Hadis ini perlu dibaca oleh mereka yang masih ngotot shalat jamaah di masjid atau masih menggelar pengajian/tabligh akbar atau yang masih nongkrong berkerumun di saat wabah melanda.
Nabi bersabda:
لَيْسَ مِنْ رَجُلٍ يَقَعُ الطَّاعُونُ، فَيَمْكُثُ فِي بَيْتِهِ صَابِرًا مُحْتَسِبًا يَعْلَمُ أَنَّهُ لَا يُصِيبُهُ إِلَّا مَا كَتَبَ اللهُ لَهُ إِلَّا كَانَ لَهُ مِثْلُ أَجْرِ الشَّهِيدِ (رواه أحمد 26139)
“Tidak ada seorang pun, ketika terjadi wabah, lalu ia di rumah saja dengan sabar dan yakin bahwa tidak ada yang menimpanya kecuali apa yang telah ditakdirkan Allah, melainkan ia akan memperoleh pahala seperti seorang syahid.”
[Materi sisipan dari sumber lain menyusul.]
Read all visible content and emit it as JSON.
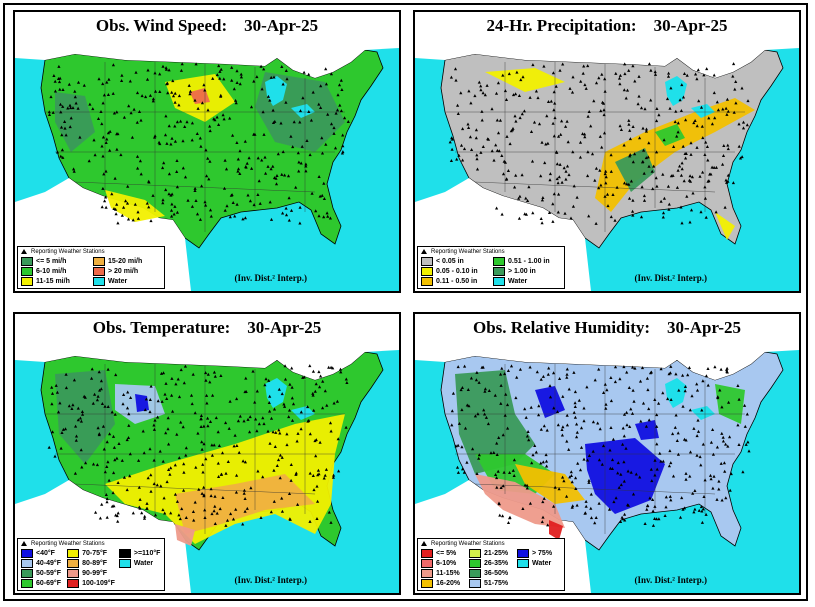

(Hadis Sahih riwayat Imam Ahmad 26139. Juga diriwayatkan oleh Al-Bukhari dalam Sahihnya dengan narasi “fi baladihi”)
Selain hadis di atas, banyak juga narasi yang berkembang di luar. Dalam sebuah pesan siaran di WA, isinya video penceramah kebangsaan Arab yang diiterjemahkan oleh ustadz di sampingnya. Kira-kira begini isinya, “Jangan lemah iman. Jangan takut Corona. Nabi sudah berjanji dalam hadis sahih; siapa yg shalat isya atau subuh berjamaah maka akan dijaga oleh Allah”.
Jika benar Rasulullah SAW pernah bersabda demikian, lantas benarkah maknanya seperti yang dimaksudkan Syekh tersebut?
Kita perlu meneliti lebih dalam pada konteks apa Nabi bersabda, yuntuk konteks keadaan normal dan aman sajakah, atau juga untuk kondisi darurat. Padahal banyak sekali hadis yang menjelaskan dibolehkannya tidak shalat Jamaah atau Jumat karena udzur.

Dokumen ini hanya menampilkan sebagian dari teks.